C’est toute la profondeur de l’essayisme que définissait Robert Musil au début du XXe siècle (voir ses Essais : Conférences, critique, aphorismes, réflexions, parus en 1978), défendant une critique mêlant la passion de la vie individuelle à la rigueur de la vie objective. Daniel Bergez, dans son introduction, qualifie ainsi son propre travail : « L’objet de ce livre n’est pas d’abord de proposer et d’expliciter une ‟méthode” de commentaire. Bien des ouvrages s’en chargent. Celui-ci entend plutôt en donner des exemples, à la manière d’‟exercices de lecture” portant sur des textes majeurs de la littérature française. » La volonté de l’auteur est de dépasser la seule pratique de l’étude de texte pour ouvrir la lecture à des exercices de pensée, des points de vue, des débats, des considérations et de la passion.

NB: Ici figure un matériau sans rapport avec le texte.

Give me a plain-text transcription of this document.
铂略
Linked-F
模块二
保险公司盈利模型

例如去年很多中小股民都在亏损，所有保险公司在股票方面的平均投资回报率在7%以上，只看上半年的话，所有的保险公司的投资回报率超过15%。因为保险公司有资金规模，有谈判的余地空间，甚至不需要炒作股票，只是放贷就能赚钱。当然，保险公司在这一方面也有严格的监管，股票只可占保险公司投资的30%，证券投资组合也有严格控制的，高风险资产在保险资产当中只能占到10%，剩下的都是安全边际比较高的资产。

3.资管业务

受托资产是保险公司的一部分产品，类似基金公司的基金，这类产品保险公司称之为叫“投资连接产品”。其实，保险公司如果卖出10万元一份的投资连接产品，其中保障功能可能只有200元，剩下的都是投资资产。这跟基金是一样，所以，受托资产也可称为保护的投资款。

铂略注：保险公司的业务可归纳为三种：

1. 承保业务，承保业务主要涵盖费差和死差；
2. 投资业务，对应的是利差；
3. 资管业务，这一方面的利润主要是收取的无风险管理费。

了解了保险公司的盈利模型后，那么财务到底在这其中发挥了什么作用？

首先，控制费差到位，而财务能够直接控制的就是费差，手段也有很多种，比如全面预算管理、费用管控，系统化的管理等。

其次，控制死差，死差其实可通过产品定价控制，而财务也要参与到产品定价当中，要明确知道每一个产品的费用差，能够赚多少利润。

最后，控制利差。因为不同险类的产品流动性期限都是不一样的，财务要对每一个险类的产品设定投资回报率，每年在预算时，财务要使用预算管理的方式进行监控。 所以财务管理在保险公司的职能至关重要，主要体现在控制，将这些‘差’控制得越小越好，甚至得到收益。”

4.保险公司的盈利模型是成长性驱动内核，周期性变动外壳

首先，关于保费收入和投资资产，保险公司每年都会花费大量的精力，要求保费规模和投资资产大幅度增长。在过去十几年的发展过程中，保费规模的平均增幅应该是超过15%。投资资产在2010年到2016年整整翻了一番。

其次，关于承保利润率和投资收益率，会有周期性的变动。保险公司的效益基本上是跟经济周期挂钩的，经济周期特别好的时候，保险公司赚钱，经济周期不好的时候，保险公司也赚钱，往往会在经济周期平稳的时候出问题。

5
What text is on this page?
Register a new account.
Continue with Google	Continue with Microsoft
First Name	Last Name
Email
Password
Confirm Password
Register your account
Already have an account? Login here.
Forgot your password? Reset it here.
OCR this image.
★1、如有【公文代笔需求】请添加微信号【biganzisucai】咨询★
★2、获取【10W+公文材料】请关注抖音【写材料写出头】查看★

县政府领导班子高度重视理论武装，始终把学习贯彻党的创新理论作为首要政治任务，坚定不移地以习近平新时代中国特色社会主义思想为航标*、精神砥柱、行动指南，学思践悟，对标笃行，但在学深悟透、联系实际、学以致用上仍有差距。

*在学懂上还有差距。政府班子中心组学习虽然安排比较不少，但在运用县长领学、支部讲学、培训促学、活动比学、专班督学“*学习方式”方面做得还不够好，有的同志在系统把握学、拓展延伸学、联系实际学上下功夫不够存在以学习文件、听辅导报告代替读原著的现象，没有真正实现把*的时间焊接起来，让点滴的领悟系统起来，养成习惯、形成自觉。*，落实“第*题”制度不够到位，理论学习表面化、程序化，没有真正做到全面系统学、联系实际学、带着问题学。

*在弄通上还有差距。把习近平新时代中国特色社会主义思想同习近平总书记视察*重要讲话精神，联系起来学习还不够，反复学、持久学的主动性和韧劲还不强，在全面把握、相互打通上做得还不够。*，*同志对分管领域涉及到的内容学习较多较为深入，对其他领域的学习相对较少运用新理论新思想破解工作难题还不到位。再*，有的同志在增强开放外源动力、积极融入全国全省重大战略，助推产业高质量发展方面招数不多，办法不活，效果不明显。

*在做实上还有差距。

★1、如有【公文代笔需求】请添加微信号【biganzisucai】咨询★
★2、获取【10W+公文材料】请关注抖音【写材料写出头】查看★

Il s’agit bien de passion ici. Comment ne pas se perdre en rêveries lors des différentes remarques sur le passage d’Aurélia de Gérard de Nerval où il est question de la constitution d’un mythe féminin, des différentes constructions du modèle onirique, des relations ambiguës de l’irréel et de la réalité, mais aussi de l’amour ? Et, me perdant en rêveries, promeneur solitaire, je me souviens que Daniel Bergez a dirigé, aux éditions Citadelles et Mazenod, le livre Écrire l’amour : De l’Antiquité à Marguerite Duras, paru en mars 2015. Le lien entre les deux ouvrages paraît évident. Si l’écriture de la passion a un pouvoir d’universalisation et que toute littérature ne traite « que » de l’amour, alors on peut essayer de trouver des points de croisement entre les commentaires figurant dans les deux livres (le commentaire d’Aurélia et les remarques sur l’imaginaire de la passion amoureuse, ou encore le texte sur Claudel). On peut se procurer et lire avec intérêt Littérature française, sans avoir peur qu’on nous donne une leçon. On peut s’y promener avec le plaisir de celui qui éprouve une passion. C’est la beauté d’un livre qui mêle passion et pédagogie.
Thibault Ulysse Comte
À paraître, de Thibault Ulysse Comte : Maurice Blanchot et Philippe Jaccottet : Un lien dans et par-delà les livres (éd. Marie Delarbre, printemps 2017).